The Rhodopseudomonas palustris transcriptional regulator RpaR responds to the RpaI-synthesized quorum-sensing signal p-coumaroyl-homoserine lactone (pC-HSL). Other characterized RpaR homologs respond to fatty acyl-HSLs. We show here that RpaR functions as a transcriptional activator, which binds directly to the rpaI promoter. We developed an RNAseq method that does not require a ribosome depletion step to define a set of transcripts regulated by pC-HSL and RpaR. The transcripts include several noncoding RNAs. A footprint analysis showed that purified His-tagged RpaR (His(6)-RpaR) binds to an inverted repeat element centered 48.5 bp upstream of the rpaI transcript start site, which we mapped by S1 nuclease protection and primer extension analyses. Although pC-HSL-RpaR bound to rpaI promoter DNA, it did not bind to the promoter regions of a number of RpaR-regulated genes not in the rpaI operon. This indicates that RpaR control of these other genes is indirect. Because the RNAseq analysis allowed us to track transcript strand specificity, we discovered that there is pC-HSL-RpaR-activated antisense transcription of rpaR. These data raise the possibility that this antisense RNA or other RpaR-activated noncoding RNAs mediate the indirect activation of genes in the RpaR-controlled regulon.

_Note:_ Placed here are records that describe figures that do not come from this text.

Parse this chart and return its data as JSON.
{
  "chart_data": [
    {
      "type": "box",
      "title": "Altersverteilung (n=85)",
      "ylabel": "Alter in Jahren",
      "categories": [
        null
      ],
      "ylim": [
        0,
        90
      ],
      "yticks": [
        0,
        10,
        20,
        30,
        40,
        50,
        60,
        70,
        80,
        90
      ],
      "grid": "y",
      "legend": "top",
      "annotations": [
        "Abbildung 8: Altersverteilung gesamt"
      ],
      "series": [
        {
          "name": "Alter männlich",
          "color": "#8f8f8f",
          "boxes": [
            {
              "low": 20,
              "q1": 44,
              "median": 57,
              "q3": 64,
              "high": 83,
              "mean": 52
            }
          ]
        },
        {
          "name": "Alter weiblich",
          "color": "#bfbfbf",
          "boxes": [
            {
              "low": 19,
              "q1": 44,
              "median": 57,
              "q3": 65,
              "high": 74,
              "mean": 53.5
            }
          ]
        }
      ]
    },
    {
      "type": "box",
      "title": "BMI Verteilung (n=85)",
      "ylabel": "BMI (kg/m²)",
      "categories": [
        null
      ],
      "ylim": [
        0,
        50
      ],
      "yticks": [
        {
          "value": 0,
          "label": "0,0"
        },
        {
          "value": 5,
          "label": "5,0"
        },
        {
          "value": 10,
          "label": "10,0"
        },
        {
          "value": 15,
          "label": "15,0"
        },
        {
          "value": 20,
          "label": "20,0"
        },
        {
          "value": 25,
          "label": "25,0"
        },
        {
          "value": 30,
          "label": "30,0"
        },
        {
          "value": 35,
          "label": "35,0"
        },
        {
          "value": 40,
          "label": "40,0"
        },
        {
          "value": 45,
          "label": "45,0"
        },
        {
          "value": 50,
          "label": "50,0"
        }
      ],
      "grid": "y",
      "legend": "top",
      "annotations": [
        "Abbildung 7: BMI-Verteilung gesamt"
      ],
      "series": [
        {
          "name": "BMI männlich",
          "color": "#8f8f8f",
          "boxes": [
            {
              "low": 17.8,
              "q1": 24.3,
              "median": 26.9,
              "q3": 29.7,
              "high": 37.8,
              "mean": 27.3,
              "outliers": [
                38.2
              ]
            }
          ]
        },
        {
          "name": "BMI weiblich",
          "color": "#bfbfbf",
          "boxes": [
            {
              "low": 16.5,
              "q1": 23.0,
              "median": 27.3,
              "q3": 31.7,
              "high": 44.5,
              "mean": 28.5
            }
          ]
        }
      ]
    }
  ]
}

Anaerobic p-Coumarate Degradation by Rhodopseudomonas palustris and Identification of CouR, a MarR Repressor Protein That Binds p-Coumaroyl Coenzyme A

The phenylpropanoid p-coumarate and structurally related aromatic compounds are produced in large amounts by green plants and are excellent carbon sources for many soil bacteria. Aerobic bacteria remove the acyl side chain from phenylpropanoids to leave an aromatic aldehyde, which then enters one of several possible central pathways of benzene ring degradation. We investigated the pathway for the anaerobic degradation of p-coumarate by the phototrophic bacterium Rhodopseudomonas palustris and found that it also follows this metabolic logic. We characterized enzymes for the conversion of p-coumarate to p-hydroxybenzaldehyde and acetyl coenzyme A (acetyl-CoA) encoded by the couAB operon. We also identified a MarR family transcriptional regulator that we named CouR. A couR mutant had elevated couAB expression. In addition, His-tagged CouR bound with high affinity to a DNA fragment encompassing the couAB promoter region, and binding was abrogated by the addition of nanomolar quantities of p-coumaroyl-CoA but not by p-coumarate. Footprinting demonstrated binding of CouR to an inverted repeat sequence that overlaps the -10 region of the couAB promoter. Our results provide evidence for binding of a CoA-modified aromatic compound by a MarR family member. Although the MarR family is widely distributed in bacteria and archaea and includes over 12,000 members, ligands have been identified for relatively few family members. Here we provide biochemical evidence for a new category of MarR ligand.